MOSCOW, September 14 (RIA Novosti) - A plane carrying relatives of some of the 88 people killed in Sunday morning's air crash has left Moscow for the Urals city of Perm, Moscow's Sheremetevo Airport announced.

A Boeing-737-500 owned by Russian flagship airline Aeroflot crashed in a wooded area a few dozen meters from residential buildings at around 3:15 a.m. (23:15 GMT Saturday) with 83 passengers and five crew members on board.

A spokesman for Sheremetevo airport told RIA Novosti that the relatives had been put on a scheduled Aeroflot flight, and that if other relatives wish to travel to Perm, a reserve aircraft is available to take them there.

Aeroflot has promised to pay bereaved families up to 2 million rubles ($80,000) in compensation per victim.

President Dmitry Medvedev and Prime Minister Vladimir Putin have sent messages of condolence to the families.

The Perm Territory's emergencies ministry department earlier published a list of those killed in the crash, which includes seven children and 21 foreign nationals.

Investigator Vladimir Markin told RIA Novosti that technical failure was the most likely cause of the disaster, which damaged a section of the Trans-Siberian rail line.

Rail workers have started repairing the damaged track, a 50-meter (160-foot) section linking Yekaterinburg to Perm.

"Work to clear the ground has begun, after which specialists will start repairing the track. According to preliminary estimates, the work will take up to four hours," Russian Railways said.
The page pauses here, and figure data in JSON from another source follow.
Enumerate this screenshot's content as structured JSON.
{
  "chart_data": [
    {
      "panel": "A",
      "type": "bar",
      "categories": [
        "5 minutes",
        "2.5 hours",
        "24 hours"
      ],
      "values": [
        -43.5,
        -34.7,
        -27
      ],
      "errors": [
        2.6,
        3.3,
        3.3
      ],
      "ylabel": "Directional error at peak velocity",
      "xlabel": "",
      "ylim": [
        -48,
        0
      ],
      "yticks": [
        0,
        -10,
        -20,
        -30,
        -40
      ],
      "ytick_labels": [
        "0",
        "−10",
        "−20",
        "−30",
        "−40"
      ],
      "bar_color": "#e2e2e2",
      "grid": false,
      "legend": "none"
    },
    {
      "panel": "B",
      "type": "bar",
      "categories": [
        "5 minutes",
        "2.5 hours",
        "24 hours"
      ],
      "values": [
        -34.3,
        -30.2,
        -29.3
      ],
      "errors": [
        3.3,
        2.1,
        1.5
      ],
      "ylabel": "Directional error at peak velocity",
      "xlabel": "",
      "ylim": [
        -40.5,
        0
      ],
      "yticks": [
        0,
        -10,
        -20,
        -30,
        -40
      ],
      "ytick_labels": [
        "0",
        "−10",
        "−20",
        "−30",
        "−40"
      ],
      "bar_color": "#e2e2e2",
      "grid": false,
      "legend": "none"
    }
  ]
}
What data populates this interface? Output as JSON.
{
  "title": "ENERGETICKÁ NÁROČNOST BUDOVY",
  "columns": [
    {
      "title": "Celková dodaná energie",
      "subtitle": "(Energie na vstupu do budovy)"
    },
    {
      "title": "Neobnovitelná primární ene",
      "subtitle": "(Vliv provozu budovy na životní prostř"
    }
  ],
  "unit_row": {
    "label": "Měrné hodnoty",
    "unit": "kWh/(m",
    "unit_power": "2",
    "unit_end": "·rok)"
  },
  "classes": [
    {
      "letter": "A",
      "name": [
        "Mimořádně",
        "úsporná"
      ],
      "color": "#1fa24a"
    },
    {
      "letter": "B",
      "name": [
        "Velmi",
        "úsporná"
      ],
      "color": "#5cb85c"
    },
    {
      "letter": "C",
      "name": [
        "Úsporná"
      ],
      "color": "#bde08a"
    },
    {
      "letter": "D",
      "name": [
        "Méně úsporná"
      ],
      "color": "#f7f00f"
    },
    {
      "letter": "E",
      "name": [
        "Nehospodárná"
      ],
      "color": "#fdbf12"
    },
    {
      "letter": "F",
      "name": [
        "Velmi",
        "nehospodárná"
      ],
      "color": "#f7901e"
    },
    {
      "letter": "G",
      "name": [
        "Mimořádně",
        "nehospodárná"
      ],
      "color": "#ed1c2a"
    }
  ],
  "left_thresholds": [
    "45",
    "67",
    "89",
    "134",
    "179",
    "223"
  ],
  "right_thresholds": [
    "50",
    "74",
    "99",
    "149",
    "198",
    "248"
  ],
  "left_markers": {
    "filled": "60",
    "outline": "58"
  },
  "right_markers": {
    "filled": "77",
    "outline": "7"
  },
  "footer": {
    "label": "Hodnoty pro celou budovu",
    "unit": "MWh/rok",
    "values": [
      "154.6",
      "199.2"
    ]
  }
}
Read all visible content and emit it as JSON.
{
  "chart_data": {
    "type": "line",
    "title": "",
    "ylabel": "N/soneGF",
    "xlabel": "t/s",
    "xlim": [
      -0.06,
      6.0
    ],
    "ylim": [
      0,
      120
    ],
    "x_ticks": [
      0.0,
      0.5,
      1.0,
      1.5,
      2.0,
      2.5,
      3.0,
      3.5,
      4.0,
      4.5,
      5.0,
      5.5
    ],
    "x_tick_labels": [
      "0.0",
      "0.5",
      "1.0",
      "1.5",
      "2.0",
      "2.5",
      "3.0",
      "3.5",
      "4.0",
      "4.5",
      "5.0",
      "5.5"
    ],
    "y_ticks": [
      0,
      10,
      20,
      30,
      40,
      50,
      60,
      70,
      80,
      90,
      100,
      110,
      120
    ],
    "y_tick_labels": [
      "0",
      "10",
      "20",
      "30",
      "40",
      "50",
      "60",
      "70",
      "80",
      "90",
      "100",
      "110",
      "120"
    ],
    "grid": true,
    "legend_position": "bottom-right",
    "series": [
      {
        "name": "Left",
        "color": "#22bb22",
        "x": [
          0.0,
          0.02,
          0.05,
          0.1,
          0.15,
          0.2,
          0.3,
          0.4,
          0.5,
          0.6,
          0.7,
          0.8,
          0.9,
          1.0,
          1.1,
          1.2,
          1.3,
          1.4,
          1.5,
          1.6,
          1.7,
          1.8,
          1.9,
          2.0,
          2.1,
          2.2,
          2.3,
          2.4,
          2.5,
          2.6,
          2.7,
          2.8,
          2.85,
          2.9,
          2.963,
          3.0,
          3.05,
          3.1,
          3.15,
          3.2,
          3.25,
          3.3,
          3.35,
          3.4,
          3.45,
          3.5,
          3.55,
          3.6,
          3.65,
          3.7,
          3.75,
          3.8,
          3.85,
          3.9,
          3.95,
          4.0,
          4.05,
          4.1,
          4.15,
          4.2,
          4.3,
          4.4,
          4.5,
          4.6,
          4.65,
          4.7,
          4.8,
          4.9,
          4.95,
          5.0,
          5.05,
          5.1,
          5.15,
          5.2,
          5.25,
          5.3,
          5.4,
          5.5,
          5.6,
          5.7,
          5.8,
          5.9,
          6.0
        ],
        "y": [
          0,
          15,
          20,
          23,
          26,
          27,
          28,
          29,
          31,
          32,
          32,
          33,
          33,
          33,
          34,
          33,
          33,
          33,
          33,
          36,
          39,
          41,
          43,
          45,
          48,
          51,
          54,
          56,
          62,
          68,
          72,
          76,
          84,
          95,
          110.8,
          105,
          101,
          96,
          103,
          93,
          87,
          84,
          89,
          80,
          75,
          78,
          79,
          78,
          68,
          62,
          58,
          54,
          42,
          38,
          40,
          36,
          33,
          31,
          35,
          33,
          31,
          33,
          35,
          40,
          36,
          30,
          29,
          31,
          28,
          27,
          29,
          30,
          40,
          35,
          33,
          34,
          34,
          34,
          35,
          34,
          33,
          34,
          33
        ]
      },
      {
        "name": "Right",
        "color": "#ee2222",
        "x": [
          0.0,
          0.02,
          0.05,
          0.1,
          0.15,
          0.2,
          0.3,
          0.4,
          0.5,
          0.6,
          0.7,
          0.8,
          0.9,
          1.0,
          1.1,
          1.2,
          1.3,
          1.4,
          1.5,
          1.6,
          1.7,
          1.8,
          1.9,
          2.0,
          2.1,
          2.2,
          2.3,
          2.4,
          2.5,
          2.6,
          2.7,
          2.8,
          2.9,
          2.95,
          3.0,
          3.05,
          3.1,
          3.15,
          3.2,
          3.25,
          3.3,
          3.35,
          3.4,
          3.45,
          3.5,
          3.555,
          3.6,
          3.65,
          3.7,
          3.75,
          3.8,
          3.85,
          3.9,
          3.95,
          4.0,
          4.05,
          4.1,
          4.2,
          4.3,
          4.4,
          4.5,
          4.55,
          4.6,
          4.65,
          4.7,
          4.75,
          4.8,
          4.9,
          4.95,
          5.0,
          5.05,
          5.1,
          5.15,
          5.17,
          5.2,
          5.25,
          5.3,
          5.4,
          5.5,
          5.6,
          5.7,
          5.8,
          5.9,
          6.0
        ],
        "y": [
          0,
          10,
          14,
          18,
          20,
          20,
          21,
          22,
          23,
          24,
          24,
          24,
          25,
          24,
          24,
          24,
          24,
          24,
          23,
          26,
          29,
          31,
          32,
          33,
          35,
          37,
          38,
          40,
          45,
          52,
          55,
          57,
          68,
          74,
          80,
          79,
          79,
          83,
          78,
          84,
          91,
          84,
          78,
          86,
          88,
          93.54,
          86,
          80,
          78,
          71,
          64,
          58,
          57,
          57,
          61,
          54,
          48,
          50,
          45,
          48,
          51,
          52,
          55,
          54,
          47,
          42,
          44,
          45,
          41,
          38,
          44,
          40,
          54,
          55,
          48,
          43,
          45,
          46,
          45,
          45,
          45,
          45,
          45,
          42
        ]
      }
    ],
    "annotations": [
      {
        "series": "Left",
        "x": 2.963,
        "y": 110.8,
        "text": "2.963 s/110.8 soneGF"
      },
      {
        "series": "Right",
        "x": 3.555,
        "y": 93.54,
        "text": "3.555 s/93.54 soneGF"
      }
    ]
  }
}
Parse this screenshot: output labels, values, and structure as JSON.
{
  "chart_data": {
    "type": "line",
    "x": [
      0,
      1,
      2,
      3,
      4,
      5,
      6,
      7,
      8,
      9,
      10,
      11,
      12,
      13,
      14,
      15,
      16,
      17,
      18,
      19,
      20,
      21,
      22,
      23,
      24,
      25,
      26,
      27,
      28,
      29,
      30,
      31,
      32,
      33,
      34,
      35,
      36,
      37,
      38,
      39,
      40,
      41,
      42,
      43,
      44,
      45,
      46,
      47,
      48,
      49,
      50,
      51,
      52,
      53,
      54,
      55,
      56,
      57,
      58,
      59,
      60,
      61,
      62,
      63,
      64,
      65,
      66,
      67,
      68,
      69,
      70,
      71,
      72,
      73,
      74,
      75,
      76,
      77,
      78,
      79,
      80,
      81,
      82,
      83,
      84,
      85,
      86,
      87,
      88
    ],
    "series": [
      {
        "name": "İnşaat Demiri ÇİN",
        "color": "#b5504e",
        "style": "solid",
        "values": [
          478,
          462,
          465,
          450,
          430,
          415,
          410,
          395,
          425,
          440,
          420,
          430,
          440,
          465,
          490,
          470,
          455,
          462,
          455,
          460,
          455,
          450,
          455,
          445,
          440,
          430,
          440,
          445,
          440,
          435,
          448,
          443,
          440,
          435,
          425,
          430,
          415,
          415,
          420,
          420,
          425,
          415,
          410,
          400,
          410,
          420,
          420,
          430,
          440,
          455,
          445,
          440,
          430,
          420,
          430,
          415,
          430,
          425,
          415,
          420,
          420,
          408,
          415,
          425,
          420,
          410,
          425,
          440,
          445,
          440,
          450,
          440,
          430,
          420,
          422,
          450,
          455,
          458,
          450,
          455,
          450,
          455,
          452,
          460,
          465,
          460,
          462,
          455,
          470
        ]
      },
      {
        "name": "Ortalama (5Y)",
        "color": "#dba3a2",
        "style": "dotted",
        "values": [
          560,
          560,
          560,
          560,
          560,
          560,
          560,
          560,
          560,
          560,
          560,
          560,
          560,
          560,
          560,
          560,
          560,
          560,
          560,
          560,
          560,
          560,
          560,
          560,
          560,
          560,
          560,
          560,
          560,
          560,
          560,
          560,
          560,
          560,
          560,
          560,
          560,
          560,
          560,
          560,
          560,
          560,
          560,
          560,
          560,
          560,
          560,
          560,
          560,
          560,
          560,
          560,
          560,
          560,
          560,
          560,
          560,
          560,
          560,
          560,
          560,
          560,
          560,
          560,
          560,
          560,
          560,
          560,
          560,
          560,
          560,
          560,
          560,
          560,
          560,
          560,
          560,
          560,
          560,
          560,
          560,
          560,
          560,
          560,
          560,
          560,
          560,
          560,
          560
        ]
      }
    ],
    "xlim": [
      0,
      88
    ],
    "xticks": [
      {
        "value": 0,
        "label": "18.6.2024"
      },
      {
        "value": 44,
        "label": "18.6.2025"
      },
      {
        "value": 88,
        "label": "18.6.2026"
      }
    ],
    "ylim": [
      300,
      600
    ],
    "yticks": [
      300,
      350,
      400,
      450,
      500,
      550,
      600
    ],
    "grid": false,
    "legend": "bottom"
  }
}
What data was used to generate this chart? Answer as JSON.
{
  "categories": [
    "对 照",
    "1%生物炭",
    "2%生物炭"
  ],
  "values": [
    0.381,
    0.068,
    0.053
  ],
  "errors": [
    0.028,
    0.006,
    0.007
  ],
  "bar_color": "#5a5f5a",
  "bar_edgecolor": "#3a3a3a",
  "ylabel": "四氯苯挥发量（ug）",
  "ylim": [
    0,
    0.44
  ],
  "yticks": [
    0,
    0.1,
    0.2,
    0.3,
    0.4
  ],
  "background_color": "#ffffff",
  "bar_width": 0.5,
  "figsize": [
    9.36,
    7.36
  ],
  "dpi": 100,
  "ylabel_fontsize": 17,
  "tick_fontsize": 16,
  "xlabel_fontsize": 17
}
Russian Transportation Minister Igor Levitin, who is heading a government commission investigating the catastrophe, told RIA Novosti that the plane's black boxes had been handed over to experts to be decoded.

An eyewitness described to the news channel Vesti-24 how the plane had caught fire while still airborne, and hurtled downwards "like a falling comet."

The disaster is the worst since Pulkovo Flight 612, which crashed in eastern Ukraine on August 22, 2006 en route from the Black Sea to St. Petersburg, killing all 160 passengers and 10 crew.